Thursday 30 June 2016

Hate crime is unacceptable but police are not reporting an increase after the referendum

The media have been reporting an increase in hate crime since the EU referendum last week with the finger of blame pointed at Brexit and the Leave campaign using immigration as one of its campaign tools.

We reached out to a number of police forces via social media and have had a few responses.

West Mercia Police initially said there was a "slight increase in hate crime" but that it was "unconfirmed whether connected". They have since released a correction saying that reports of hate crime are actually slightly lower since the referendum. West Midlands Police said they "have not seen any notable increase in hate crimes since the referendum" whilst Sussex Police said they "haven't seen an increase in hate crimes reported following the EU referendum" and that there had been one incident reported to them.

This is only three police forces so it's impossible to get a full picture for the whole country but it does cover Birmingham with its large immigrant population, the rural counties of West Mercia and the leafy suburbs and villages of Sussex.

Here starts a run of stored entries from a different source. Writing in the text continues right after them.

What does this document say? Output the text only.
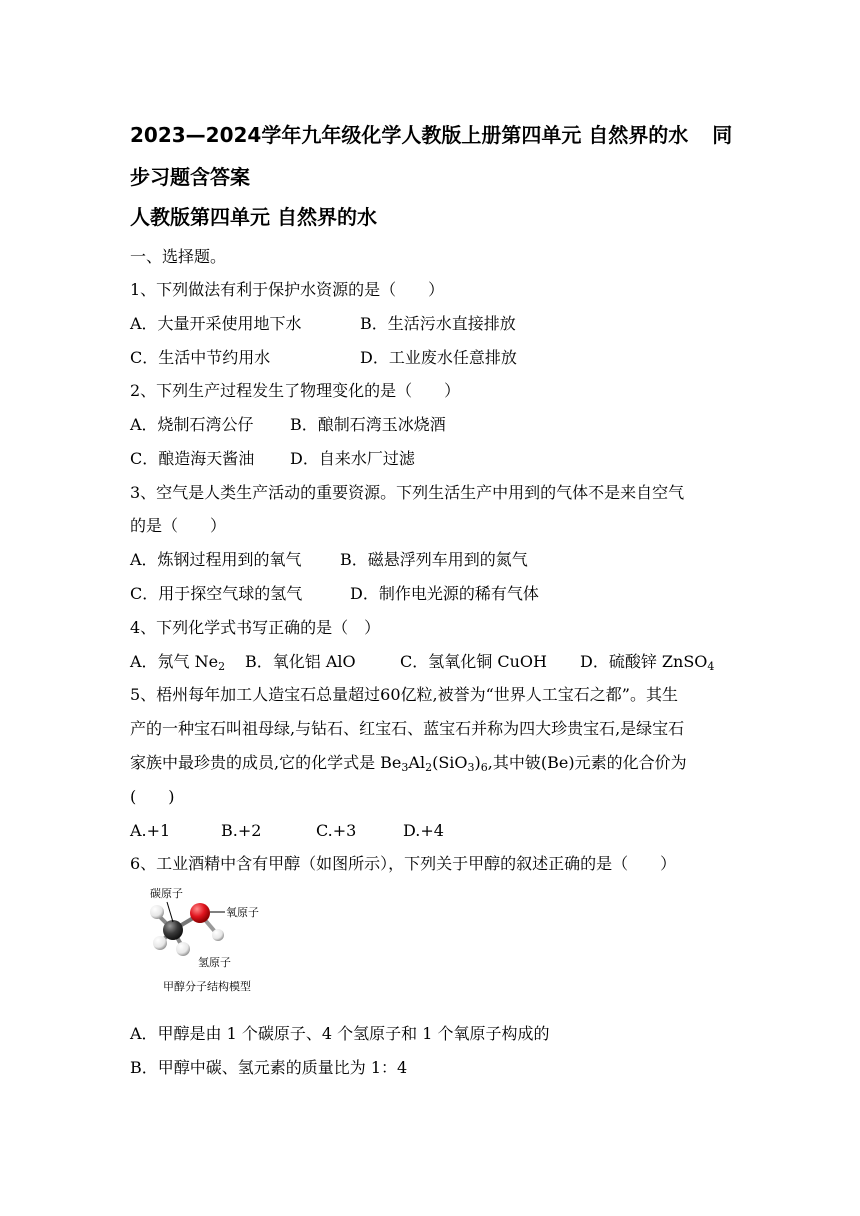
2023—2024学年九年级化学人教版上册第四单元 自然界的水 同
步习题含答案
人教版第四单元 自然界的水

一、选择题。

1、下列做法有利于保护水资源的是（　　）

A．大量开采使用地下水	B．生活污水直接排放

C．生活中节约用水	D．工业废水任意排放

2、下列生产过程发生了物理变化的是（　　）

A．烧制石湾公仔 B．酿制石湾玉冰烧酒

C．酿造海天酱油 D．自来水厂过滤

3、空气是人类生产活动的重要资源。下列生活生产中用到的气体不是来自空气

的是（　　）

A．炼钢过程用到的氧气 B．磁悬浮列车用到的氮气

C．用于探空气球的氢气	D．制作电光源的稀有气体

4、下列化学式书写正确的是（　）

A．氖气 $Ne_2$ B．氧化铝 AlO	C．氢氧化铜 CuOH D．硫酸锌 ZnSO$_4$

5、梧州每年加工人造宝石总量超过60亿粒,被誉为“世界人工宝石之都”。其生

产的一种宝石叫祖母绿,与钻石、红宝石、蓝宝石并称为四大珍贵宝石,是绿宝石

家族中最珍贵的成员,它的化学式是 $Be_3Al_2(SiO_3)_6$,其中铍(Be)元素的化合价为

(　　)

A.+1	B.+2	C.+3	D.+4

6、工业酒精中含有甲醇（如图所示），下列关于甲醇的叙述正确的是（　　）

碳原子
氧原子
氢原子
甲醇分子结构模型

A．甲醇是由 1 个碳原子、4 个氢原子和 1 个氧原子构成的

B．甲醇中碳、氢元素的质量比为 1：4
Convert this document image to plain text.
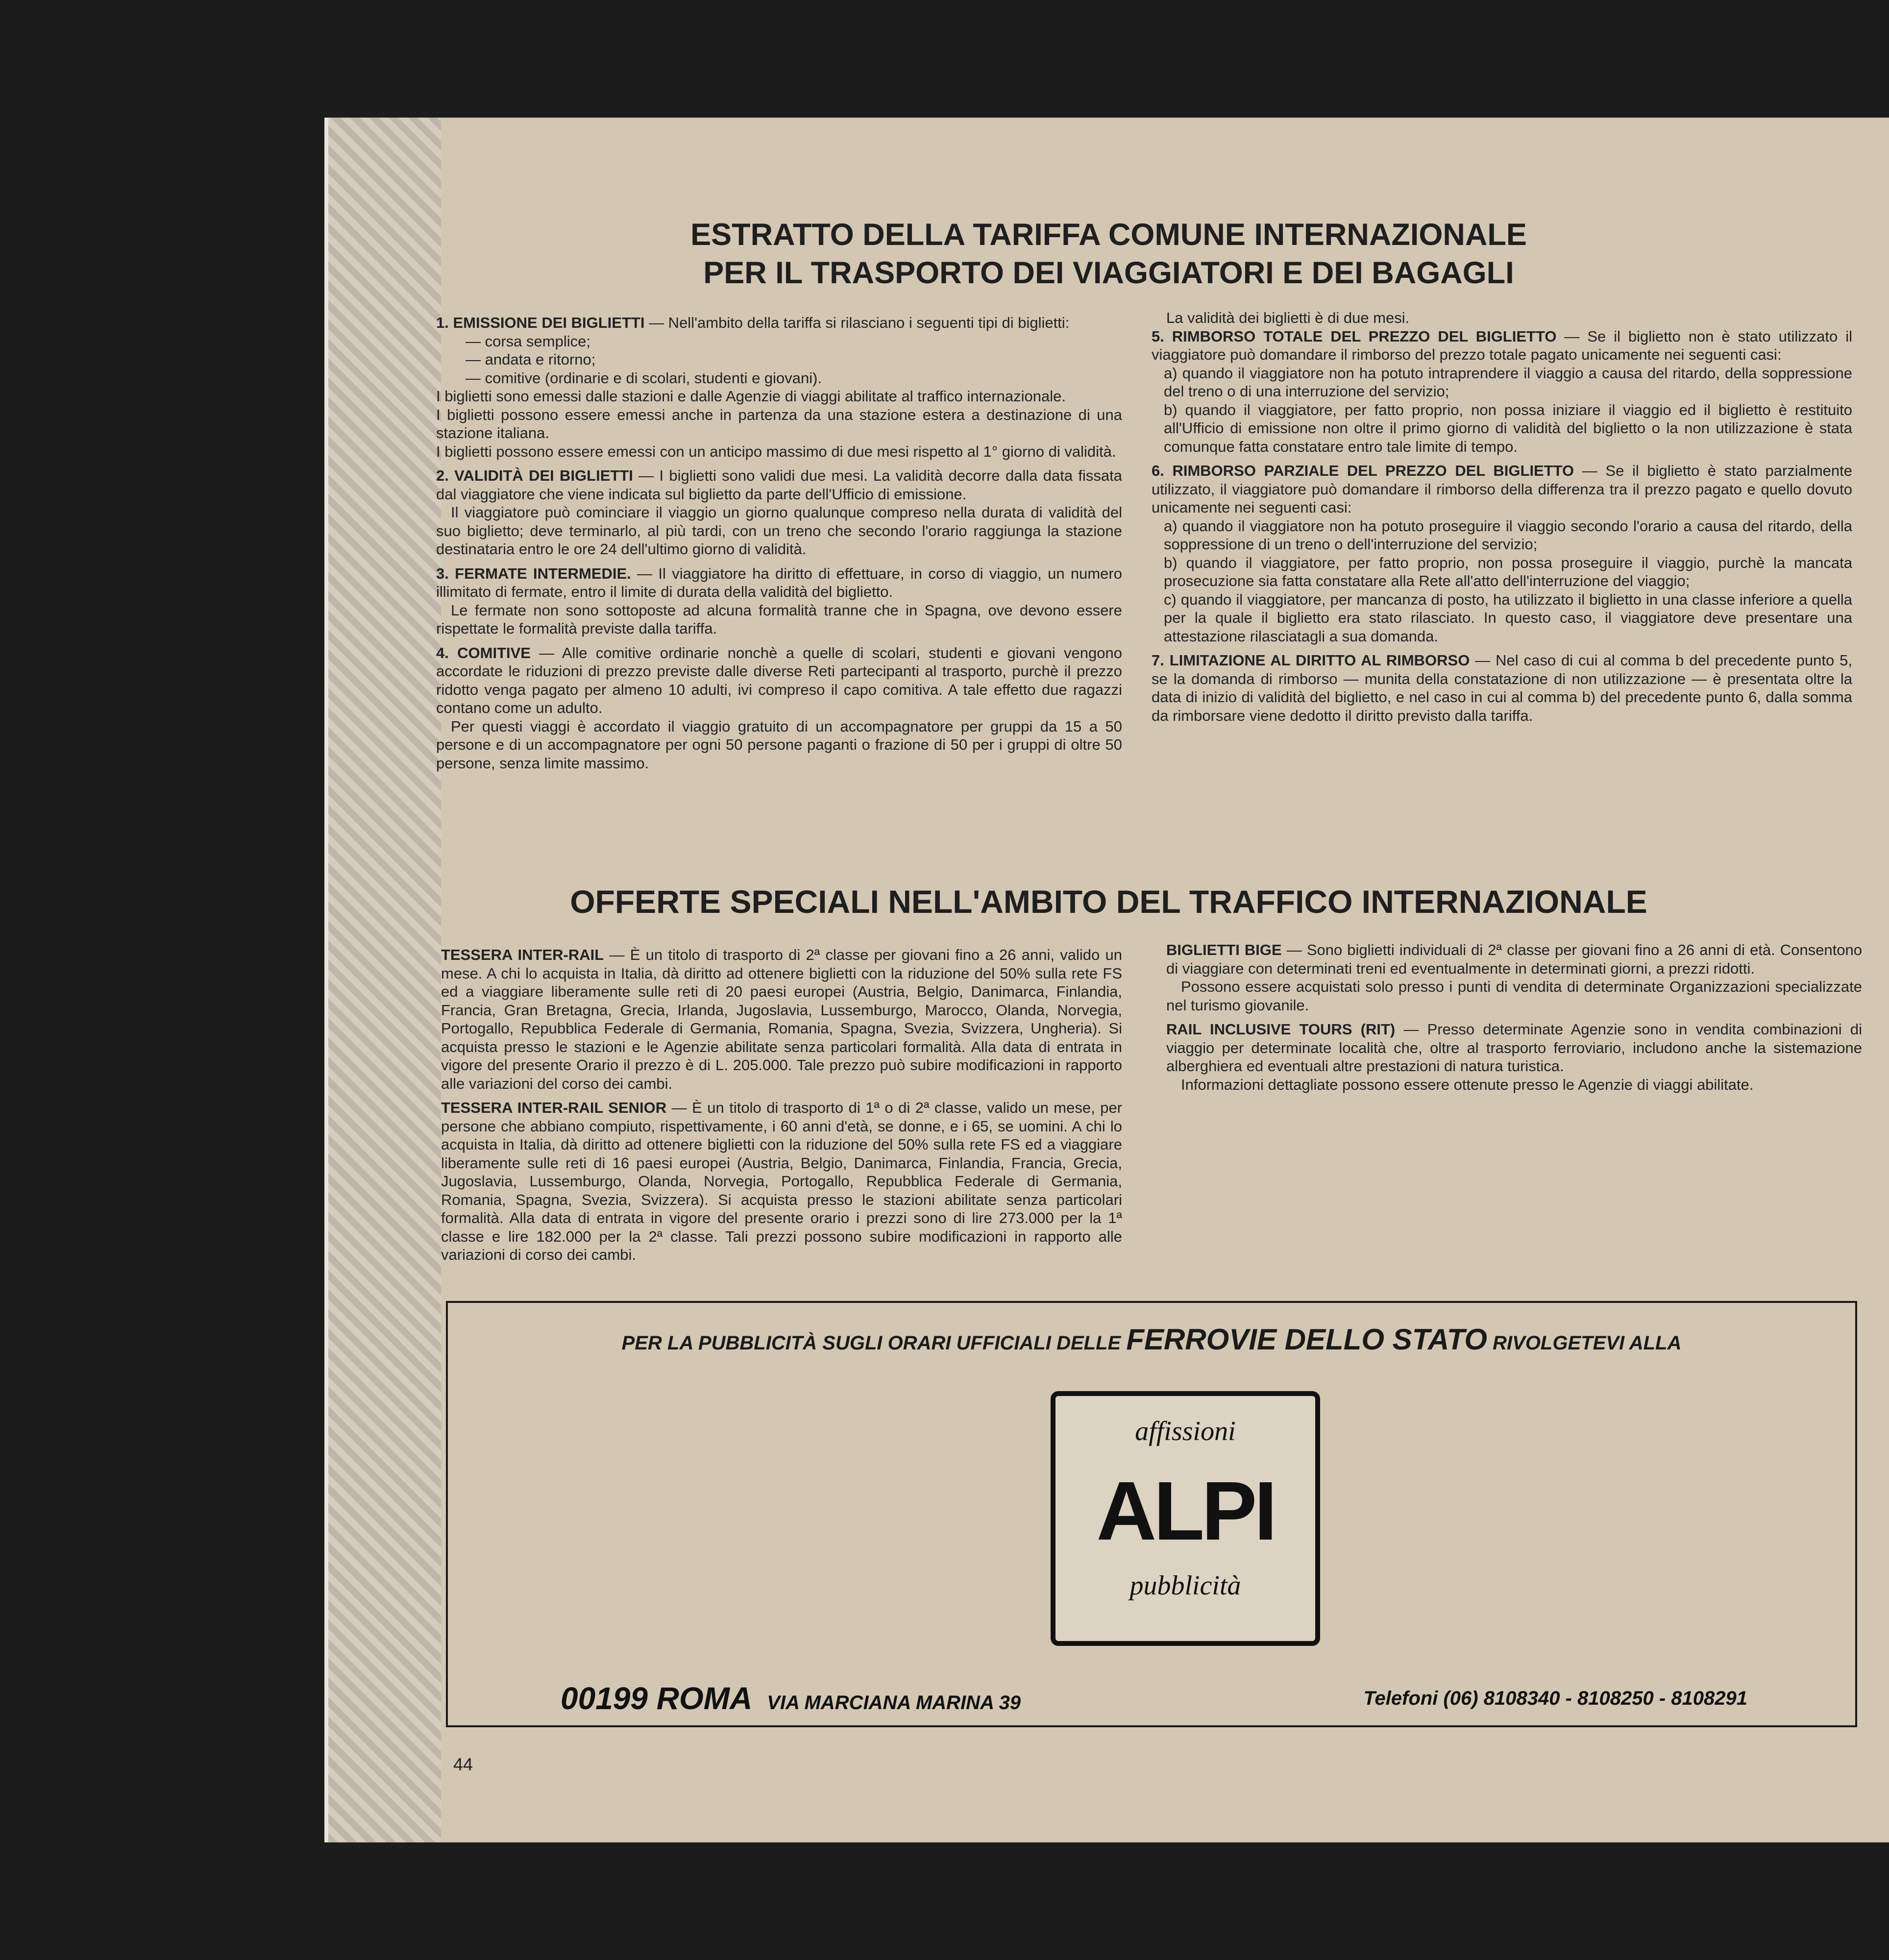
ESTRATTO DELLA TARIFFA COMUNE INTERNAZIONALE
PER IL TRASPORTO DEI VIAGGIATORI E DEI BAGAGLI

1. EMISSIONE DEI BIGLIETTI — Nell'ambito della tariffa si rilasciano i seguenti tipi di biglietti:

— corsa semplice;

— andata e ritorno;

— comitive (ordinarie e di scolari, studenti e giovani).

I biglietti sono emessi dalle stazioni e dalle Agenzie di viaggi abilitate al traffico internazionale.

I biglietti possono essere emessi anche in partenza da una stazione estera a destinazione di una stazione italiana.

I biglietti possono essere emessi con un anticipo massimo di due mesi rispetto al 1° giorno di validità.

2. VALIDITÀ DEI BIGLIETTI — I biglietti sono validi due mesi. La validità decorre dalla data fissata dal viaggiatore che viene indicata sul biglietto da parte dell'Ufficio di emissione.

Il viaggiatore può cominciare il viaggio un giorno qualunque compreso nella durata di validità del suo biglietto; deve terminarlo, al più tardi, con un treno che secondo l'orario raggiunga la stazione destinataria entro le ore 24 dell'ultimo giorno di validità.

3. FERMATE INTERMEDIE. — Il viaggiatore ha diritto di effettuare, in corso di viaggio, un numero illimitato di fermate, entro il limite di durata della validità del biglietto.

Le fermate non sono sottoposte ad alcuna formalità tranne che in Spagna, ove devono essere rispettate le formalità previste dalla tariffa.

4. COMITIVE — Alle comitive ordinarie nonchè a quelle di scolari, studenti e giovani vengono accordate le riduzioni di prezzo previste dalle diverse Reti partecipanti al trasporto, purchè il prezzo ridotto venga pagato per almeno 10 adulti, ivi compreso il capo comitiva. A tale effetto due ragazzi contano come un adulto.

Per questi viaggi è accordato il viaggio gratuito di un accompagnatore per gruppi da 15 a 50 persone e di un accompagnatore per ogni 50 persone paganti o frazione di 50 per i gruppi di oltre 50 persone, senza limite massimo.

La validità dei biglietti è di due mesi.

5. RIMBORSO TOTALE DEL PREZZO DEL BIGLIETTO — Se il biglietto non è stato utilizzato il viaggiatore può domandare il rimborso del prezzo totale pagato unicamente nei seguenti casi:

a) quando il viaggiatore non ha potuto intraprendere il viaggio a causa del ritardo, della soppressione del treno o di una interruzione del servizio;

b) quando il viaggiatore, per fatto proprio, non possa iniziare il viaggio ed il biglietto è restituito all'Ufficio di emissione non oltre il primo giorno di validità del biglietto o la non utilizzazione è stata comunque fatta constatare entro tale limite di tempo.

6. RIMBORSO PARZIALE DEL PREZZO DEL BIGLIETTO — Se il biglietto è stato parzialmente utilizzato, il viaggiatore può domandare il rimborso della differenza tra il prezzo pagato e quello dovuto unicamente nei seguenti casi:

a) quando il viaggiatore non ha potuto proseguire il viaggio secondo l'orario a causa del ritardo, della soppressione di un treno o dell'interruzione del servizio;

b) quando il viaggiatore, per fatto proprio, non possa proseguire il viaggio, purchè la mancata prosecuzione sia fatta constatare alla Rete all'atto dell'interruzione del viaggio;

c) quando il viaggiatore, per mancanza di posto, ha utilizzato il biglietto in una classe inferiore a quella per la quale il biglietto era stato rilasciato. In questo caso, il viaggiatore deve presentare una attestazione rilasciatagli a sua domanda.

7. LIMITAZIONE AL DIRITTO AL RIMBORSO — Nel caso di cui al comma b del precedente punto 5, se la domanda di rimborso — munita della constatazione di non utilizzazione — è presentata oltre la data di inizio di validità del biglietto, e nel caso in cui al comma b) del precedente punto 6, dalla somma da rimborsare viene dedotto il diritto previsto dalla tariffa.

OFFERTE SPECIALI NELL'AMBITO DEL TRAFFICO INTERNAZIONALE

TESSERA INTER-RAIL — È un titolo di trasporto di 2ª classe per giovani fino a 26 anni, valido un mese. A chi lo acquista in Italia, dà diritto ad ottenere biglietti con la riduzione del 50% sulla rete FS ed a viaggiare liberamente sulle reti di 20 paesi europei (Austria, Belgio, Danimarca, Finlandia, Francia, Gran Bretagna, Grecia, Irlanda, Jugoslavia, Lussemburgo, Marocco, Olanda, Norvegia, Portogallo, Repubblica Federale di Germania, Romania, Spagna, Svezia, Svizzera, Ungheria). Si acquista presso le stazioni e le Agenzie abilitate senza particolari formalità. Alla data di entrata in vigore del presente Orario il prezzo è di L. 205.000. Tale prezzo può subire modificazioni in rapporto alle variazioni del corso dei cambi.

TESSERA INTER-RAIL SENIOR — È un titolo di trasporto di 1ª o di 2ª classe, valido un mese, per persone che abbiano compiuto, rispettivamente, i 60 anni d'età, se donne, e i 65, se uomini. A chi lo acquista in Italia, dà diritto ad ottenere biglietti con la riduzione del 50% sulla rete FS ed a viaggiare liberamente sulle reti di 16 paesi europei (Austria, Belgio, Danimarca, Finlandia, Francia, Grecia, Jugoslavia, Lussemburgo, Olanda, Norvegia, Portogallo, Repubblica Federale di Germania, Romania, Spagna, Svezia, Svizzera). Si acquista presso le stazioni abilitate senza particolari formalità. Alla data di entrata in vigore del presente orario i prezzi sono di lire 273.000 per la 1ª classe e lire 182.000 per la 2ª classe. Tali prezzi possono subire modificazioni in rapporto alle variazioni di corso dei cambi.

BIGLIETTI BIGE — Sono biglietti individuali di 2ª classe per giovani fino a 26 anni di età. Consentono di viaggiare con determinati treni ed eventualmente in determinati giorni, a prezzi ridotti.

Possono essere acquistati solo presso i punti di vendita di determinate Organizzazioni specializzate nel turismo giovanile.

RAIL INCLUSIVE TOURS (RIT) — Presso determinate Agenzie sono in vendita combinazioni di viaggio per determinate località che, oltre al trasporto ferroviario, includono anche la sistemazione alberghiera ed eventuali altre prestazioni di natura turistica.

Informazioni dettagliate possono essere ottenute presso le Agenzie di viaggi abilitate.

PER LA PUBBLICITÀ SUGLI ORARI UFFICIALI DELLE FERROVIE DELLO STATO RIVOLGETEVI ALLA

affissioni
ALPI
pubblicità
00199 ROMA VIA MARCIANA MARINA 39	Telefoni (06) 8108340 - 8108250 - 8108291
44
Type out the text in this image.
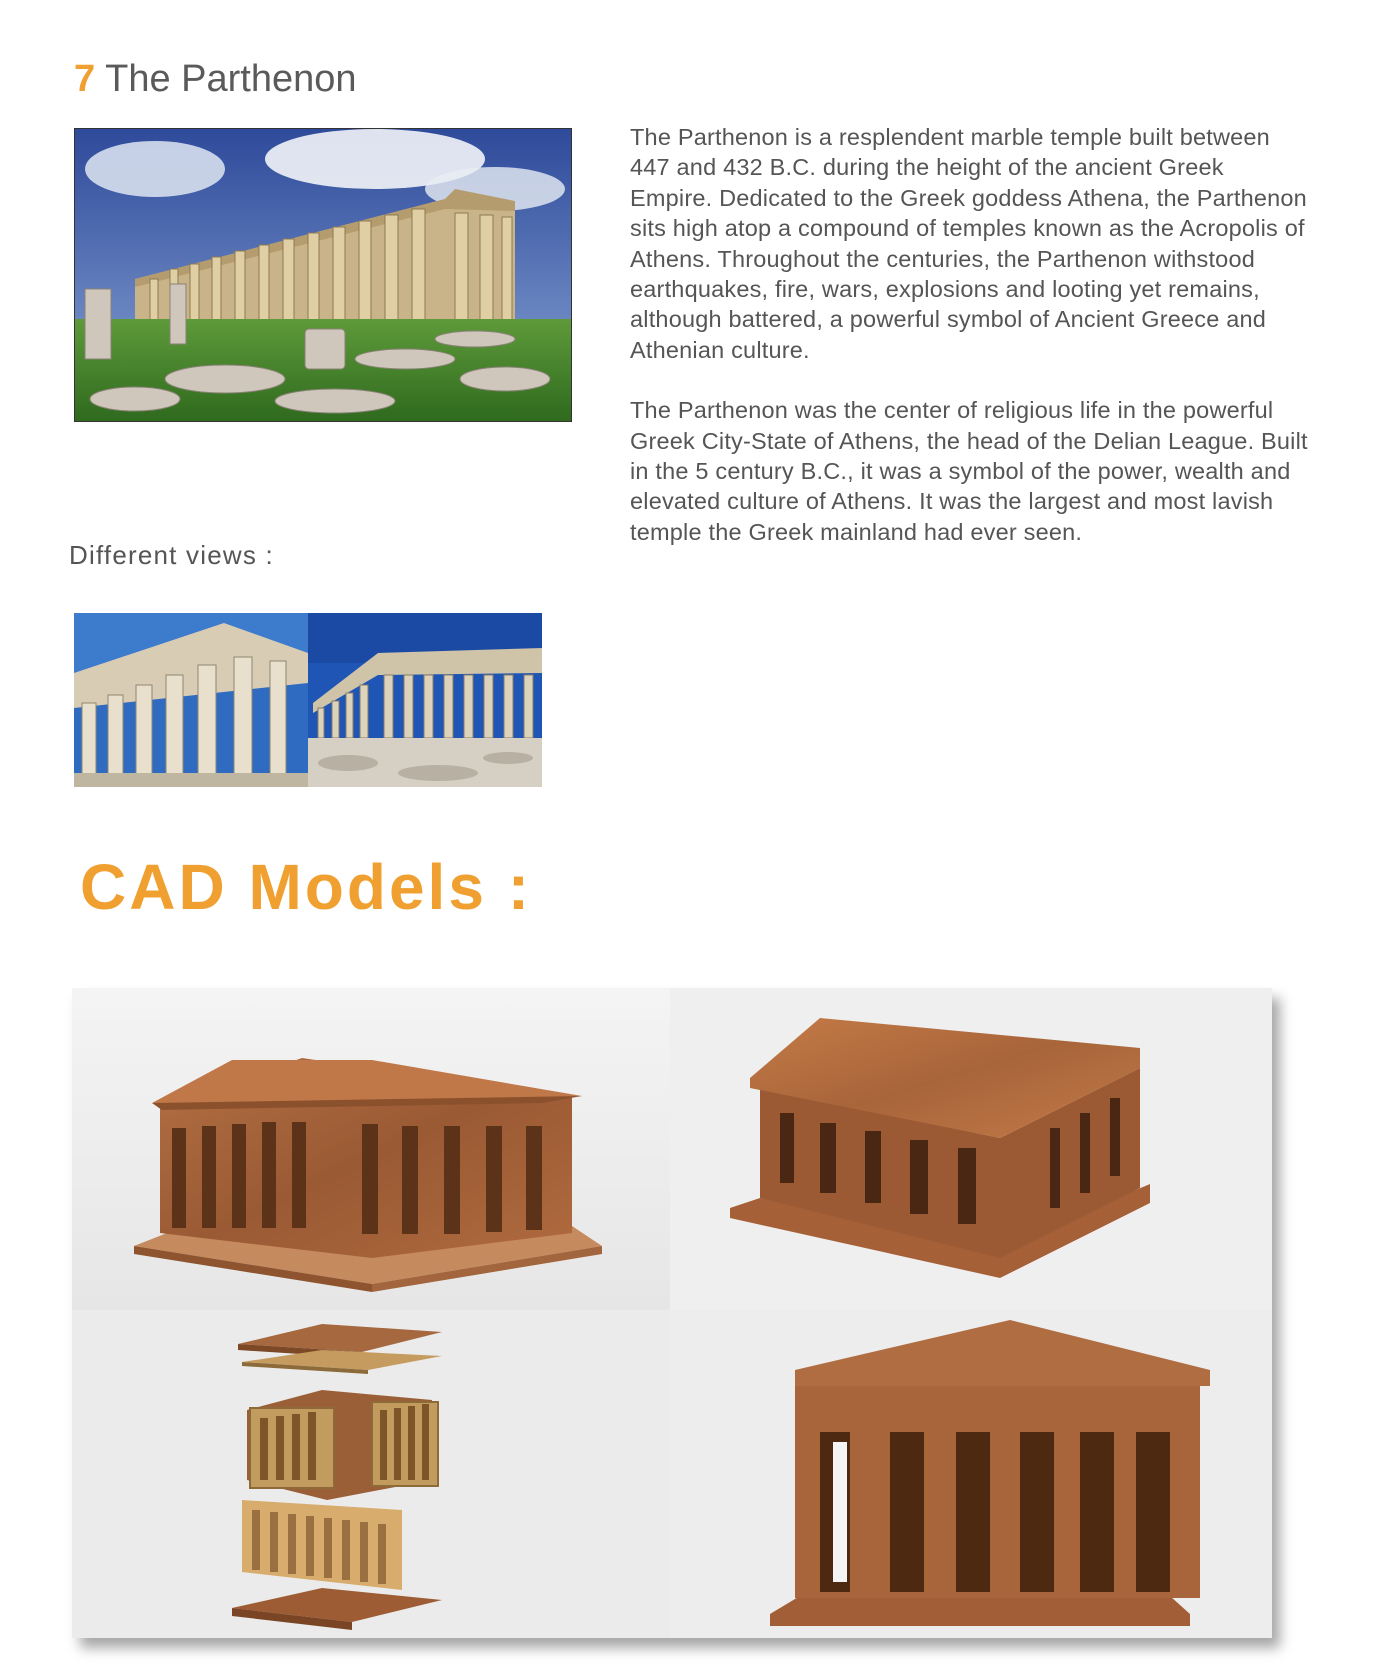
7 The Parthenon

The Parthenon is a resplendent marble temple built between 447 and 432 B.C. during the height of the ancient Greek Empire. Dedicated to the Greek goddess Athena, the Parthenon sits high atop a compound of temples known as the Acropolis of Athens. Throughout the centuries, the Parthenon withstood earthquakes, fire, wars, explosions and looting yet remains, although battered, a powerful symbol of Ancient Greece and Athenian culture.

The Parthenon was the center of religious life in the powerful Greek City-State of Athens, the head of the Delian League. Built in the 5 century B.C., it was a symbol of the power, wealth and elevated culture of Athens. It was the largest and most lavish temple the Greek mainland had ever seen.

Different views :
CAD Models :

The story originally came the National Police Chiefs' Council and sections have been picked out to suit the agenda of the newspaper or news channel reporting on it. They said "there have been no major spikes in tensions reported" but there had been a 57% increase in reports of hate crime through a website that it runs compared to the corresponding 4 day period four weeks previously. This has ended up, by way of Chinese whispers and lazy and biased reporting, as being a 57% increase in hate crimes sparking an epidemic across the country. The NPCC said "This should not be read as a national increase in hate crime of 57% but an increase in reporting through one mechanism". They go on to say "This is similar to the trends following other major national or international events. In previous instances, crime levels returned to normal relatively quickly but we are monitoring the situation closely".

The Mayor of London, Sadiq Khan, said that hate crimes had increased in the capital since the referendum but Met Police haven't issued a statement to back that up. Essex Police have said they have seen an increase in reports of hate crime but a lot of those are complaining about Nigel Farage so are almost certainly part of a left wing hate campaign targeting him. We have yet to find a police force reporting an increase in hate crimes related to the referendum. We have seen a lot of reports of death threats against Nigel Farage and offensive, discriminatory comments against older people but the police don't appear to be interested in those.

Hate crimes are wrong whenever they happen and in whatever volumes but the reality is that hate crimes happen every day, they were happening before the referendum and sadly they will continue to happen in future. The EU referendum does not appear to have contributed to an increase in hate crimes despite press reports to the contrary.